Jordan and Leithart are very much doing their own particular thing, without no others involved in their project on the same sort of level.
Hays is far more focused on the New Testament than either Jordan or Leithart, who are chiefly OT guys. Jordan and Leithart also both have an emphasis on liturgy that is very much at the heart of their project and are generalists in a way that Hays is not. The accent of Hays’ work is also more literary and the theological dimensions are not quite so foregrounded. Someone like Meredith Kline (Images of the Spirit in particular) is an example of stuff similar to Jordan and Leithart in the evangelical and Reformed tradition. Vanhoozer is a systematics guy who provides a framework of theology far more congenial for such exegesis.
Thanks Alastair for your brilliant work in uncovering and displaying the rich tapestry of Scripture, be it inter-textuality or the ubiquitous typology present there, or figural readings more generally. Your contributions to this question are compelling and my understanding, views and use of Scripture is being transform as I work through the issues you are raising.

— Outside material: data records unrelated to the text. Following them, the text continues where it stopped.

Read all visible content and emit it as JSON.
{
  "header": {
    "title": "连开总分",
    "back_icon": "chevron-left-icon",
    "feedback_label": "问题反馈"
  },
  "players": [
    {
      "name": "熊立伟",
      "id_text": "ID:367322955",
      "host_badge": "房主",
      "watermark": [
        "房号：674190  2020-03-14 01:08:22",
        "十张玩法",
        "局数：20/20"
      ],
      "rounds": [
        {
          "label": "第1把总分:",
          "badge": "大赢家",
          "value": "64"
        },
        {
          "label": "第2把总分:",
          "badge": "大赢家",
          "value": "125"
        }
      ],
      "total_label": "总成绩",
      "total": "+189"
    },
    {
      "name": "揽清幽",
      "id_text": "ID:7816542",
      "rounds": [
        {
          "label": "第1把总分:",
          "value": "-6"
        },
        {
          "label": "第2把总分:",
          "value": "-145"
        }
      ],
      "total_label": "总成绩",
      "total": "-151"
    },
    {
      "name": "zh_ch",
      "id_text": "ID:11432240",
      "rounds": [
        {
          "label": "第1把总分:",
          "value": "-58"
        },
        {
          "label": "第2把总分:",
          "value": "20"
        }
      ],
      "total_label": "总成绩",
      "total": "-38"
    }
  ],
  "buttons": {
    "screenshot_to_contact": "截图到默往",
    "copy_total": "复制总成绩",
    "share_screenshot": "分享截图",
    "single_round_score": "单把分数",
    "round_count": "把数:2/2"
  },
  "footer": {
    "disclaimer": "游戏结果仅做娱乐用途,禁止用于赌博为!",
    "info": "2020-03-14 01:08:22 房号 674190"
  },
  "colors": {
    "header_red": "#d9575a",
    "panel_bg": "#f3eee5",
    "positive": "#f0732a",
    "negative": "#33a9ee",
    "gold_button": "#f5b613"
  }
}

I’m wondering if you’ve done much work looking at the interpretive method/exegesis of major historical thinkers such as Augustine and Calvin and how they compare with today and with your own method?
Calvin especially was so reticent to go to typology and to see Christ in the Old Testament that (as you may already know?) he was even accused of Judaizing the Old Testament. This seems like a major strand of thought that led to the current hostility towards figural reading of Scripture, though obviously the Enlightenment (post-Calvin) has massively influenced our approach to the Bible even as evangelicals.
Have you thought much about how the early church fathers interpreted Scripture, or your views on Calvin’s approach?
Thanks, Michael! I’ve explored it to some extent, but not enough to feel fully qualified to comment in detail on the matter. It merits a lot closer attention than I’ve been able to give to this point.
Thanks for your responses Alastair. I’m writing an essay on this at the moment for my MTh and wrestling with these issues. There definitely seems to be a consensus among the scholars of patristic exegesis that we need to recover some of their approach in light of the failure of modernist hermeneutics, but I’m struggling to find many mainstream Reformed or Evangelical thinkers to help me gauge to what extent we can appropriate ‘allegorical’ reading of the Scripture which was so common in late antiquity and the medieval ages. Your post above explaining how Leithart, Jordan, Hays, Kline, Vanhoozer et al. inter-relate is very helpful!!
I’ve just found a book that came out last month on this topic – ‘The Reformation and the Right Reading of Scripture’ by Iain Provan. It’s a 600+ page tome where he goes through the exegetical method of numerous church fathers as well as Reformed exegetical approaches, ultimately arguing that the latter were right to broadly reject the former. He upholds the literal reading of Scripture as the one we should primarily associate ourselves with. Even more interestingly, Vanhoozer has written a commendation for it and was consulted for feedback.